Photo: Bureau of labour Statistics
As the map below (also from the study) shows, manufacturing jobs are overwhelmingly concentrated in the middle of the country, not just in the industrial Midwest but in adjacent parts of the Sun Belt, especially along Interstate 75 in the states of Kentucky down to Georgia, forming a southern industrial heartland. There are only a few red spots in the West.
Photo: Bureau of labour Statistics
4. Manufacturing does not translate into local economic growth and development: While many continue to pin their hopes on manufacturing revival, the Cleveland Fed study finds that the counties with high concentrations of manufacturing activity experienced low rates of economic growth over the past decade. According to the report:
Since 2000, this set of high-manufacturing-share counties has usually experienced lower employment growth than the rest of the counties in the United States. This was particularly true during the recent recession, when employment losses reached almost 6 per cent per year in these counties compared to a peak employment loss of only 3.7 per cent per year in the rest of the country.
The study finds that while high-manufacturing share counties did rebound during the economic recovery, in the “last year or two employment growth has been roughly the same in the high-manufacturing-share counties as it has been in the rest of the country.”
Photo: Bureau of labour Statistics
The chart above from the report makes this abundantly clear, comparing the trend in employment growth for high-manufacturing counties compared to all other counties. Employment in high-manufacturing counties experienced a five per cent decline, employment in the rest of the nation’s counties increased by five per cent “revealing a stark divergence,” according the report.
The findings from the Cleveland Fed’s report are in line with two related studies by Bill Testa of the Chicago Fed, which found the heavy concentration of manufacturing in the Midwest actually hindered the economic development of its cities and metros (I wrote about this study last year on Cities). Testa’s detailed research concluded that “even after accounting for the influence of educational attainment, a historical manufacturing orientation tended to depress subsequent growth” – an effect which was felt for the better part of two decades. As Cities contributor Micheline Maynard pointed out last year, betting on manufacturing’s revival is likely to be a “big economic miscalculation” for Midwest cities, ultimately doing “more harm than good.”
President Obama should know better. It’s time for our leaders to stop looking backward, trying to breathe life back into an economy that no longer exists, and develop an economic and job’s strategy for the one that actually exists and will shape our future.

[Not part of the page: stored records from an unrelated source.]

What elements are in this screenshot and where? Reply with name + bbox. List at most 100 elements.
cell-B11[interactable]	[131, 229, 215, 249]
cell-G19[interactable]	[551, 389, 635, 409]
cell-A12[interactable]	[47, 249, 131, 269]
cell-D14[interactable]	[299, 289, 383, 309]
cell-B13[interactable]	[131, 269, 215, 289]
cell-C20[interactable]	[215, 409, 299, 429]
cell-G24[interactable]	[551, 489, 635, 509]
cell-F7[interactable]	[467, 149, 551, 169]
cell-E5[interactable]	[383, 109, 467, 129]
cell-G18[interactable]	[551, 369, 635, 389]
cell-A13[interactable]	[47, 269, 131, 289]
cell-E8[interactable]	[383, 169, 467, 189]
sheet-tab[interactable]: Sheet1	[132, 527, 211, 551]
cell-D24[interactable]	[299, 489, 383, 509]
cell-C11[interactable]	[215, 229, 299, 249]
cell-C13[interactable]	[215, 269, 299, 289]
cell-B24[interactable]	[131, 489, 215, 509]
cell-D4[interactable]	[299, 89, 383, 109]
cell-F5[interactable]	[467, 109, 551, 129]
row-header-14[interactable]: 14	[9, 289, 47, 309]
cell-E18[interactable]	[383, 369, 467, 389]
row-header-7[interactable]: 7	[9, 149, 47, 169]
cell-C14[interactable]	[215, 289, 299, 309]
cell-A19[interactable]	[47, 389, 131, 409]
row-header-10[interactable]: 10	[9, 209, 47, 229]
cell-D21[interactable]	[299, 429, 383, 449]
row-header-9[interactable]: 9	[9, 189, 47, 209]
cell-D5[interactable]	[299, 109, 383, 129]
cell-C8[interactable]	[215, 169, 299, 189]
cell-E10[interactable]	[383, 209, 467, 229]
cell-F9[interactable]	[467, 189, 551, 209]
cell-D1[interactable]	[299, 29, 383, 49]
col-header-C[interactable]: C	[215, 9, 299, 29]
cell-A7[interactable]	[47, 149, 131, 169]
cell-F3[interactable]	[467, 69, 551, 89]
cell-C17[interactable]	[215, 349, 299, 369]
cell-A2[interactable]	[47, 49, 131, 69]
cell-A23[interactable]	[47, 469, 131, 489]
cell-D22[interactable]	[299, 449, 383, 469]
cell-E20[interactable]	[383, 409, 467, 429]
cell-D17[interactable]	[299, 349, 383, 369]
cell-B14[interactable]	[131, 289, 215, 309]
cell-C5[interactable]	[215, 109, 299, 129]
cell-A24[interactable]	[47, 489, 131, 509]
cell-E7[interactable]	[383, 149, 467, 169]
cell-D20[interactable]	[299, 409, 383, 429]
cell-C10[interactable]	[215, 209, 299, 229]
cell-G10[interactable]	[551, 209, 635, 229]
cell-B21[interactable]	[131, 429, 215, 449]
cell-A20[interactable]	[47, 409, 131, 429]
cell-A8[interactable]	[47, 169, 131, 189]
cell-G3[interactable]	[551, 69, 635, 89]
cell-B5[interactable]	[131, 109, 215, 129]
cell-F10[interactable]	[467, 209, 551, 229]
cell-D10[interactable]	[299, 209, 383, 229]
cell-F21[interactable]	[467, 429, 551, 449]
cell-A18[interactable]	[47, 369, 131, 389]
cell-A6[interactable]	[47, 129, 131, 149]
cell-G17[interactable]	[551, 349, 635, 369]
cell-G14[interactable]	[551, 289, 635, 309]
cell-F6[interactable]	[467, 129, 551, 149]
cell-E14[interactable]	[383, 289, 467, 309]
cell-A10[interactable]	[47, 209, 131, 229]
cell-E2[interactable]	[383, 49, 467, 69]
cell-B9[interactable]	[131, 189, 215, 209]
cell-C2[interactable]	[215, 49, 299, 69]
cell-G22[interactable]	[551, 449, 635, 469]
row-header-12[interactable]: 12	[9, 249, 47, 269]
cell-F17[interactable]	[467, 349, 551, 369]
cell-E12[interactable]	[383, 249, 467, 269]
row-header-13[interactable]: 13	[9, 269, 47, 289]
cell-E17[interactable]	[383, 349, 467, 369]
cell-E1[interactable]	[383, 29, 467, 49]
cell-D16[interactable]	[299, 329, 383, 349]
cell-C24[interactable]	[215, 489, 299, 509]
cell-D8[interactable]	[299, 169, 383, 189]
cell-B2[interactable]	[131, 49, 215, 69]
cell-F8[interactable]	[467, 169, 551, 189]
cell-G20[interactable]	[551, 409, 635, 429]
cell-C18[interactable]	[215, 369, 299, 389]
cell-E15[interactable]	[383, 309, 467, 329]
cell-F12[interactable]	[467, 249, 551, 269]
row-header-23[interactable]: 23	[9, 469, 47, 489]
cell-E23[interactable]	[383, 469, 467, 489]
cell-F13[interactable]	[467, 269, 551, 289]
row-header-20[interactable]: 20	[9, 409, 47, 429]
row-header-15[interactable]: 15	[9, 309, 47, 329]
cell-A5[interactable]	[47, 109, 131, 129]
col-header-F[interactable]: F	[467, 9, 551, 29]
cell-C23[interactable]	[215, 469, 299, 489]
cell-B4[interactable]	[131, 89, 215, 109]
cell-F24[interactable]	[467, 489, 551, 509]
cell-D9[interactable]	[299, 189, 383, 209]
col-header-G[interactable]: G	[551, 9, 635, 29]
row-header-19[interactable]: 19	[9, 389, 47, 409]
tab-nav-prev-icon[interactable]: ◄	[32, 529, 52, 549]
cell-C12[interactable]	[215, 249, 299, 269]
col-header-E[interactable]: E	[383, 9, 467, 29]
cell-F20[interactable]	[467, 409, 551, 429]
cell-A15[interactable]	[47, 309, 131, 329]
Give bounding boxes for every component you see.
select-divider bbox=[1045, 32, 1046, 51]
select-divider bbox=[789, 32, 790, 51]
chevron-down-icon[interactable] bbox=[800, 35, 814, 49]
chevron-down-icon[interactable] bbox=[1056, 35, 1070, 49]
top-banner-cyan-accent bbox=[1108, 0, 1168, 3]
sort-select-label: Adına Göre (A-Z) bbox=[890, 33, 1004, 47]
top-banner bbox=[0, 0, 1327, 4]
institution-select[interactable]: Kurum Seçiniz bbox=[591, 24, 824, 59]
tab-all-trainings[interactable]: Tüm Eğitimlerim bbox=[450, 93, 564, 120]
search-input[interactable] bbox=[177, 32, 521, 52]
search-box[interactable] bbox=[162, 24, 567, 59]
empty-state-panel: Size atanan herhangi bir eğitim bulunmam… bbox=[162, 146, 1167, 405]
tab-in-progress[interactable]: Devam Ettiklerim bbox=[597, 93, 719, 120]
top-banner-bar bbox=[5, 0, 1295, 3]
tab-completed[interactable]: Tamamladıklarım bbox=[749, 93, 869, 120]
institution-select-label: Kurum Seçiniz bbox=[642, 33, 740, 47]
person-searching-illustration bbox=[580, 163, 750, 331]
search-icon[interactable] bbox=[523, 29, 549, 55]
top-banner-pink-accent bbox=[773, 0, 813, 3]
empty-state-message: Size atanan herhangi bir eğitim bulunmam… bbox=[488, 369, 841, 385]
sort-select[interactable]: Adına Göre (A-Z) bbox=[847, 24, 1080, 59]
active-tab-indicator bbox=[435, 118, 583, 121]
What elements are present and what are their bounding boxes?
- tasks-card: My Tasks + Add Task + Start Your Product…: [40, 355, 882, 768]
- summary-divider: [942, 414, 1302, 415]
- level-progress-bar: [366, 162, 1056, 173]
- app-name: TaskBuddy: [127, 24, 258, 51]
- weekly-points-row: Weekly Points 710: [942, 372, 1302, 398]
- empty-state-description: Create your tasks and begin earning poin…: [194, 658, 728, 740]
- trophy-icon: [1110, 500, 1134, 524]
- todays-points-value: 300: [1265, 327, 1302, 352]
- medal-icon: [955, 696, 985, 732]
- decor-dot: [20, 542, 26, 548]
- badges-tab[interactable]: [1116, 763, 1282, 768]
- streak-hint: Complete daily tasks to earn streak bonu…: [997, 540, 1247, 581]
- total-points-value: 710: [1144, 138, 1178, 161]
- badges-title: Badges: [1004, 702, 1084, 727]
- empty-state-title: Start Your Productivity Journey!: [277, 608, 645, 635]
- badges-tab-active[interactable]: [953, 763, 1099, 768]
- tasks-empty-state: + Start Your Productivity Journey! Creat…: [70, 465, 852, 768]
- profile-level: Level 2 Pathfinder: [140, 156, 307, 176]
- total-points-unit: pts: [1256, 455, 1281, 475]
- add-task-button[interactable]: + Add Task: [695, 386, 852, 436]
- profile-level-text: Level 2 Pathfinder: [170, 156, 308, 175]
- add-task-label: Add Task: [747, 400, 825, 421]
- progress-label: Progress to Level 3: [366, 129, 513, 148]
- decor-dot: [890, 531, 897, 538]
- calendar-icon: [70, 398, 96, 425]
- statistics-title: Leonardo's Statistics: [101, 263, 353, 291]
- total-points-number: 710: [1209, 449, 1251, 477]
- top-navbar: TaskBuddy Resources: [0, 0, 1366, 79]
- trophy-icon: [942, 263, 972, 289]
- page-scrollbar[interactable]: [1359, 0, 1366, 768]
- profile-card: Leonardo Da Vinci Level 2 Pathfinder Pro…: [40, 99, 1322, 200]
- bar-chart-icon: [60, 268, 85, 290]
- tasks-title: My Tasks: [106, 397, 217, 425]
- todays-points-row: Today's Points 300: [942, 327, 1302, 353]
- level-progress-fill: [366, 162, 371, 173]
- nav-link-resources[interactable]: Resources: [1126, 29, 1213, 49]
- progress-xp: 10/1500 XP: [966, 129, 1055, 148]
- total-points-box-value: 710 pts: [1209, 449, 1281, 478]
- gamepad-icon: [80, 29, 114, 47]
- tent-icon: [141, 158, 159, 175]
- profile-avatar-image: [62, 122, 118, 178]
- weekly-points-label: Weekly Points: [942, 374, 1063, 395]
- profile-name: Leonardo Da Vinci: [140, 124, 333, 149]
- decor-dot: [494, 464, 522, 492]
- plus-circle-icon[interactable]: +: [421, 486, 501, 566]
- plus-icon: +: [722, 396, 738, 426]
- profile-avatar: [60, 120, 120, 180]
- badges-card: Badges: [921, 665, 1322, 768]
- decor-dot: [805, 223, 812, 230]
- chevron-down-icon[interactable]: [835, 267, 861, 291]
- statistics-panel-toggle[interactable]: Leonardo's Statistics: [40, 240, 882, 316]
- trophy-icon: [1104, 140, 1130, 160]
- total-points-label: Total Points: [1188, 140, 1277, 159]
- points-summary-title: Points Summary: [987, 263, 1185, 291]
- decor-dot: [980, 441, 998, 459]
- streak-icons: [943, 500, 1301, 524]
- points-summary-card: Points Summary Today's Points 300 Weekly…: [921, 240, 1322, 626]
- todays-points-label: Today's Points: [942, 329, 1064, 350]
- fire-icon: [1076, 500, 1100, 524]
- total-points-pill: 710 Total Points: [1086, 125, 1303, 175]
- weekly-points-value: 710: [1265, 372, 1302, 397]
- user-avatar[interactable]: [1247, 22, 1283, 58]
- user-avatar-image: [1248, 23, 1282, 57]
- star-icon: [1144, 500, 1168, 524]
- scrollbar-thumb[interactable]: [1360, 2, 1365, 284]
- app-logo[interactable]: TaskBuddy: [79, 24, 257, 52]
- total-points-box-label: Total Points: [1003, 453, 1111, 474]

When all is said and done, it’s not manufacturing that drives economic growth and creates new jobs, but innovation, creativity and talent. The big job generators for the past several decades and for the foreseeable future remain high-skill, high-pay knowledge jobs and low-pay, low-skill service jobs. We need to leverage and deepen the former, investing in the knowledge, technology and skill that drive innovation and economic growth. At the same time, we need to transform the more than 60 million low-wage service jobs into good family-supporting jobs like manufacturing jobs used to be.
That’s the State of the Union we’re still waiting to hear.